I have been a volunteer at Castro Elementary School for about five years, working with the Literacy in the Classroom program as well as on my own time. It has become quite evident to me that the children who take advantage of the PACT program are predominantly the white, middle class students. The classrooms that I volunteer in are mostly made up of poor, Latino students. So, what kind of message would spending money on further separating the PACT program from the rest of the school send?
Our neighborhood schools are bulging at the seams and they will continue to do so. The money would be better served if it went to increasing the pay for the teachers in this district who are overworked and underpaid. We need to invest in programs that work to educate our growing student population so they too can become vibrant citizens who can have a job they love and are interested in, and a home they can call their own.
As a community we need to come together to raise the bar for education for all students, not only for those who are already advantaged. I want the same programs available to all the students in the area so they can all learn in environments that promote achievement and diversity.
If the parents of the PACT children want to further segregate their children, let them pay out of pocket to send them to a private school. I do not want my property taxes to take part in this segregation.
Gisah de Freitas
Court fees out of control
Your column, "Hung Up" prompted the following: I'm with you (From the Editor's Desk, Nov. 28). Police fines seemed to have turned into a money raising source, rather than a means to promote safety.
I recently received a citation for "failure to come to a complete stop" at a stop sign. In the words of the officer, "You and the car ahead of you both came to a complete stop, but when the car in front went ahead so did you." I traveled maybe 10 feet at about five miles per hour and did not stop again, even though there were no cars or people anywhere to be seen.

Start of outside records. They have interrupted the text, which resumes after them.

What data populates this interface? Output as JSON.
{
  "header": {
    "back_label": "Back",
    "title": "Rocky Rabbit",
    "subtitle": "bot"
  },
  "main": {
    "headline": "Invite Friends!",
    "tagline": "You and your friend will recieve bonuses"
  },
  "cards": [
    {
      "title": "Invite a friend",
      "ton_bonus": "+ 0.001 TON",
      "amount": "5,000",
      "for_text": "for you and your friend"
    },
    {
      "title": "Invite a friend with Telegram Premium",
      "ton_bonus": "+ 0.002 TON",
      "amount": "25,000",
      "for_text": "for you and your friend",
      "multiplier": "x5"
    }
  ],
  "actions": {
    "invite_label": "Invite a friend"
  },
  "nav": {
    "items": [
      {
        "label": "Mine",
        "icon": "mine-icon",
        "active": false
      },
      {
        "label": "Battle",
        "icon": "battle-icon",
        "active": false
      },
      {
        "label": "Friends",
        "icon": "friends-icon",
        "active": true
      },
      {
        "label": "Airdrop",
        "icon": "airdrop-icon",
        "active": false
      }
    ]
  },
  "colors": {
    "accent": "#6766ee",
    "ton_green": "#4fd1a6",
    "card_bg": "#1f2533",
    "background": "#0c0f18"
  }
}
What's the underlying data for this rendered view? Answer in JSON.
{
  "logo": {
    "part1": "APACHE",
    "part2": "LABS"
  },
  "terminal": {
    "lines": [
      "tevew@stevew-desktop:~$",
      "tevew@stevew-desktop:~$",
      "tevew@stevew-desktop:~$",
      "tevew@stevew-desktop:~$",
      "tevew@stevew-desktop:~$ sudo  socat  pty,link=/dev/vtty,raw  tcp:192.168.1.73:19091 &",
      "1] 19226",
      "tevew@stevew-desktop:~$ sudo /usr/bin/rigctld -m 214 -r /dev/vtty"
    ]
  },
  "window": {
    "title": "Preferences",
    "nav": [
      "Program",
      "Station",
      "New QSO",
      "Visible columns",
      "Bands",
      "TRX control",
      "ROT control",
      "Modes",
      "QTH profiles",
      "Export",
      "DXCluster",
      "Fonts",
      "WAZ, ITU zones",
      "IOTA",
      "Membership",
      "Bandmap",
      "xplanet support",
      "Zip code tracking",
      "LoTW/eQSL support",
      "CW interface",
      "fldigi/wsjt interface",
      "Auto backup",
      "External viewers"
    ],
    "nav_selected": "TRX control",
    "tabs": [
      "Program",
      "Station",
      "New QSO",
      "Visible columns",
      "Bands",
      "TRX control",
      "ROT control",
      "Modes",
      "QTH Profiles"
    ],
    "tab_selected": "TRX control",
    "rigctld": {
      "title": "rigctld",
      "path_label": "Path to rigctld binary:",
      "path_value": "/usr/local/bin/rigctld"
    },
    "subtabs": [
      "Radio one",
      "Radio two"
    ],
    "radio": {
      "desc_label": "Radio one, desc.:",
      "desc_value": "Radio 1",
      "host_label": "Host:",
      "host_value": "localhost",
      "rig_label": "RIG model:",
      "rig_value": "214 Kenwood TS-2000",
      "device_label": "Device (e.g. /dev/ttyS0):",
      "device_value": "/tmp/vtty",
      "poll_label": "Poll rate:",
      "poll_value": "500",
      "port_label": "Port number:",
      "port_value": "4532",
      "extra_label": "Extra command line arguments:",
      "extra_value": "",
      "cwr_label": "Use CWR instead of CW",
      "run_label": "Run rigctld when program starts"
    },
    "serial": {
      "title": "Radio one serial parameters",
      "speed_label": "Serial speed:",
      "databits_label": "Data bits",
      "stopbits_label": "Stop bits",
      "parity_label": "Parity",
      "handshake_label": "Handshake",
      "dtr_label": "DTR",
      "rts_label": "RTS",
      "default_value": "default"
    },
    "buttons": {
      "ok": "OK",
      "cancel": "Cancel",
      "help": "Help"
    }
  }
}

So I get to pay Santa Clara County $171. More than a slap on the wrist I'd say. I believe this was excessive enforcement of a technical violation. I would not be too upset over a minimal fine for a technical violation (to emphasize safety), but $171? Wow!
Self-absorbed drivers are the problem
Cheers to Ann Schneider and Paul Tetach for their eloquent, bull's-eye letters Dec. 5. My own experience of Silicon Valley traffic accidents was also from inattentive drivers hitting me. At heart, this isn't about phones or other objects, but reckless self-absorption.

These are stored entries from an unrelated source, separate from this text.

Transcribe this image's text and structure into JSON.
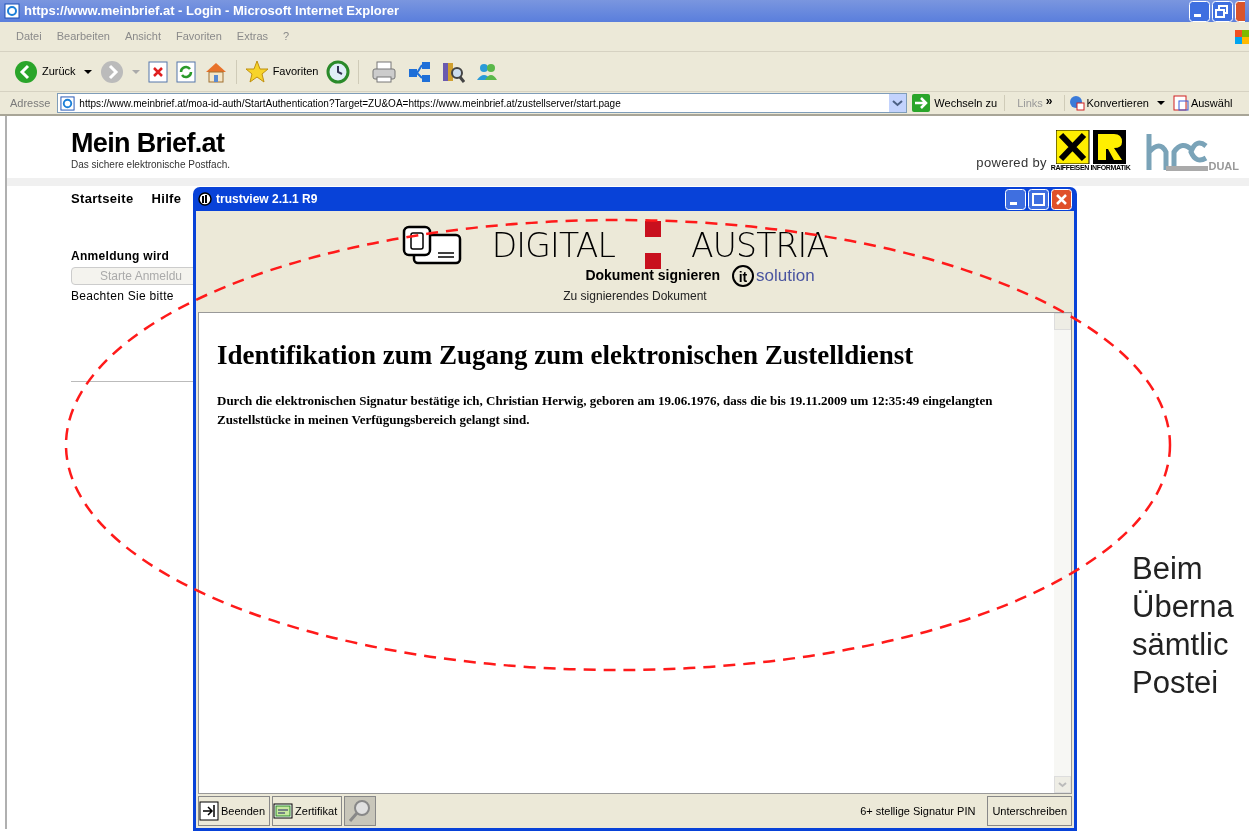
{
  "window": {
    "title": "https://www.meinbrief.at - Login - Microsoft Internet Explorer"
  },
  "menu": [
    "Datei",
    "Bearbeiten",
    "Ansicht",
    "Favoriten",
    "Extras",
    "?"
  ],
  "toolbar": {
    "back": "Zurück",
    "favorites": "Favoriten"
  },
  "address_bar": {
    "label": "Adresse",
    "url": "https://www.meinbrief.at/moa-id-auth/StartAuthentication?Target=ZU&OA=https://www.meinbrief.at/zustellserver/start.page",
    "go": "Wechseln zu",
    "links": "Links",
    "more": "»",
    "convert": "Konvertieren",
    "select": "Auswähl"
  },
  "page": {
    "logo": "Mein Brief.at",
    "tagline": "Das sichere elektronische Postfach.",
    "powered_by": "powered by",
    "partner_caption": "RAIFFEISEN INFORMATIK",
    "partner2": "DUAL",
    "nav": [
      "Startseite",
      "Hilfe"
    ],
    "heading": "Anmeldung wird",
    "button": "Starte Anmeldu",
    "note": "Beachten Sie bitte"
  },
  "dialog": {
    "title": "trustview 2.1.1 R9",
    "brand_left": "DIGITAL",
    "brand_right": "AUSTRIA",
    "action": "Dokument signieren",
    "vendor_mark": "it",
    "vendor": "solution",
    "subtitle": "Zu signierendes Dokument",
    "document": {
      "heading": "Identifikation zum Zugang zum elektronischen Zustelldienst",
      "text": "Durch die elektronischen Signatur bestätige ich, Christian Herwig, geboren am 19.06.1976, dass die bis 19.11.2009 um 12:35:49 eingelangten Zustellstücke in meinen Verfügungsbereich gelangt sind."
    },
    "footer": {
      "quit": "Beenden",
      "certificate": "Zertifikat",
      "pin_label": "6+ stellige Signatur PIN",
      "sign": "Unterschreiben"
    }
  },
  "annotation": [
    "Beim",
    "Überna",
    "sämtlic",
    "Postei"
  ]
}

Not that cell phones are blameless. Before the "ban," you'd see queues of 10 or 20 commuters entering Highway 237, say — every one earnestly focused on their conversation on a handheld phone.

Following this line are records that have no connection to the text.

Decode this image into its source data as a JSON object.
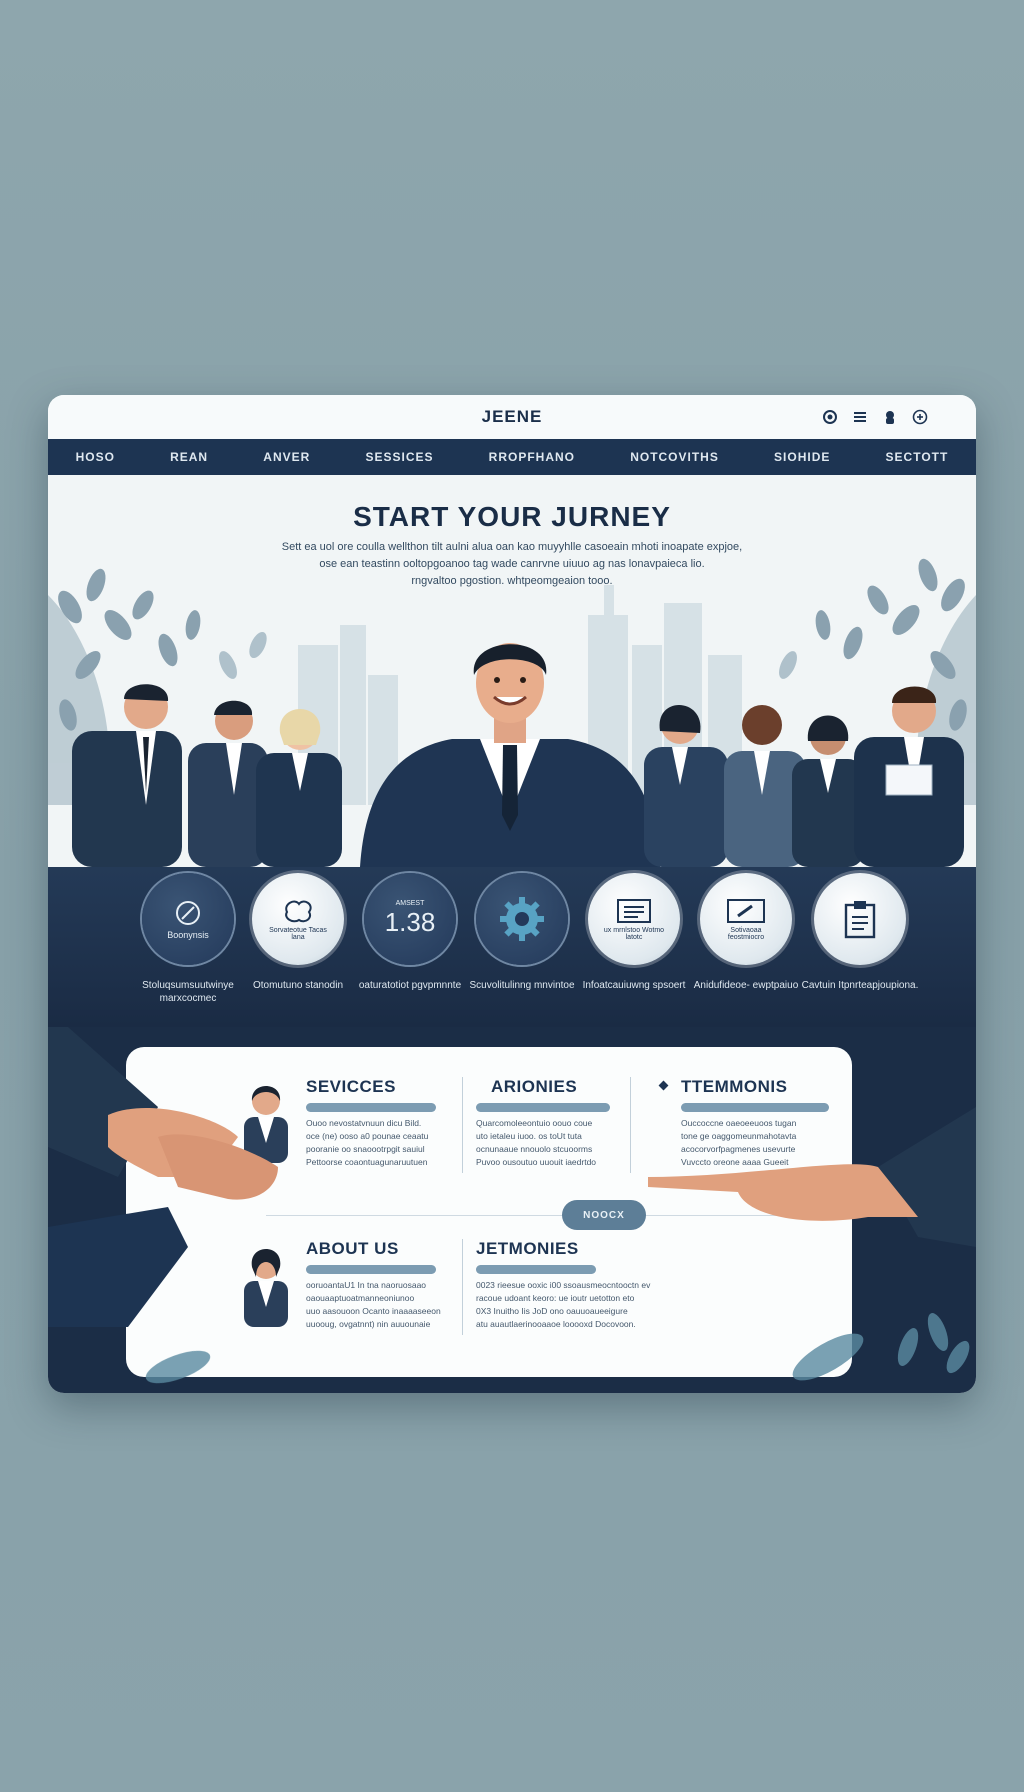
{
  "window": {
    "brand": "JEENE",
    "controls": [
      "record-icon",
      "menu-icon",
      "user-icon",
      "add-icon"
    ]
  },
  "nav": [
    "HOSO",
    "REAN",
    "ANVER",
    "SESSICES",
    "RROPFHANO",
    "NOTCOVITHS",
    "SIOHIDE",
    "SECTOTT"
  ],
  "hero": {
    "title": "START YOUR JURNEY",
    "subtitle_lines": [
      "Sett ea uol ore coulla wellthon tilt aulni alua oan kao muyyhlle casoeain mhoti inoapate expjoe,",
      "ose ean teastinn ooltopgoanoo tag wade canrvne uiuuo ag nas lonavpaieca lio.",
      "rngvaltoo pgostion.            whtpeomgeaion tooo."
    ]
  },
  "features": [
    {
      "icon": "leaf-icon",
      "circle_text": "Boonynsis",
      "label": "Stoluqsumsuutwinye marxcocmec"
    },
    {
      "icon": "brain-icon",
      "circle_text": "Sorvateotue Tacas lana",
      "label": "Otomutuno stanodin"
    },
    {
      "icon": "counter-icon",
      "circle_small": "AMSEST",
      "circle_text": "1.38",
      "label": "oaturatotiot pgvpmnnte"
    },
    {
      "icon": "gear-icon",
      "circle_text": "",
      "label": "Scuvolitulinng mnvintoe"
    },
    {
      "icon": "document-icon",
      "circle_text": "ux mrnlstoo Wotmo latotc",
      "label": "Infoatcauiuwng spsoert"
    },
    {
      "icon": "edit-icon",
      "circle_text": "Sotivaoaa feostmiocro",
      "label": "Anidufideoe- ewptpaiuo"
    },
    {
      "icon": "clipboard-icon",
      "circle_text": "",
      "label": "Cavtuin Itpnrteapjoupiona."
    }
  ],
  "sections": [
    {
      "name": "services",
      "title": "SEVICCES",
      "lines": [
        "Ouoo nevostatvnuun dicu Bild.",
        "oce (ne) ooso a0 pounae ceaatu",
        "pooranie oo snaoootrpgit sauiul",
        "Pettoorse coaontuagunaruutuen"
      ]
    },
    {
      "name": "arionies",
      "title": "ARIONIES",
      "lines": [
        "Quarcomoleeontuio oouo coue",
        "uto ietaleu iuoo. os toUt tuta",
        "ocnunaaue nnouolo stcuoorms",
        "Puvoo ousoutuo uuouit iaedrtdo"
      ]
    },
    {
      "name": "ttemmonis",
      "title": "TTEMMONIS",
      "lines": [
        "Ouccoccne oaeoeeuoos tugan",
        "tone ge oaggomeunmahotavta",
        "acocorvorfpagmenes usevurte",
        "Vuvccto oreone aaaa Gueeit"
      ]
    },
    {
      "name": "about-us",
      "title": "ABOUT US",
      "lines": [
        "ooruoantaU1 In tna naoruosaao",
        "oaouaaptuoatmanneoniunoo",
        "uuo aasouoon Ocanto inaaaaseeon",
        "uuooug, ovgatnnt) nin auuounaie"
      ]
    },
    {
      "name": "jetmonies",
      "title": "JETMONIES",
      "lines": [
        "0023 rieesue ooxic i00 ssoausmeocntooctn ev",
        "racoue udoant keoro: ue ioutr uetotton eto",
        "0X3 Inuitho Iis JoD ono oauuoaueeigure",
        "atu auautlaerinooaaoe looooxd Docovoon."
      ]
    }
  ],
  "center_pill": "NOOCX",
  "colors": {
    "navy": "#1d3452",
    "accent": "#7c9cb2",
    "background": "#8ea6ad"
  }
}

Mystery court fees should be scrutinized
You violated a law and suffered the consequences. While the writers who wrote about your column did not offer any sympathy (perhaps rightfully so), their letters could almost be interpreted as "good." Those using cell phones while driving can cause serious problems and should be penalized whether before or after an accident.
But of more concern is that the fine appears to have been turned into a fund raising tool.
In the past, there have been jokes or accusations that law enforcement officers have quotas for the number of tickets they should write. With this new hidden penalty, politicians may use it to raise funds without calling it a tax, and they've selected those who have broken a law and thus "deserve" to be penalized. Big Brother is sneaking up on us.
Perhaps you will do a follow-up report on what these "other fees" are, where they go, and how much has been collected.
Voting in America is not that hard
I was disappointed to read your Nov. 21 article about voting, which quoted Stanford Prof. Pamela Karlan ("Not everyone's vote is cast, or counted").
When I watched as the people in Iraq risked their lives to vote for the first time, I thought of the courage it must have taken to have the mark of the purple finger as evidence that they had indeed voted. After seeing that on television, I thought, never again will Americans talk about how "hard" it is to vote.
We have to get ourselves to the right polling place, or we must mail our absentee ballot in time ... boy, is that hard! Come on, it's just not that hard, we certainly don't need a national holiday.
As for the Electoral College, so many people are jumping on this bandwagon. It is not true that if a candidate wins a plurality of votes nationwide, he or she will not win. The real issue is that without the Electoral College, a few large states will dominate all national elections. True, Al Gore had more votes, however that was due to New York. Do you want to be governed by New York? Not me.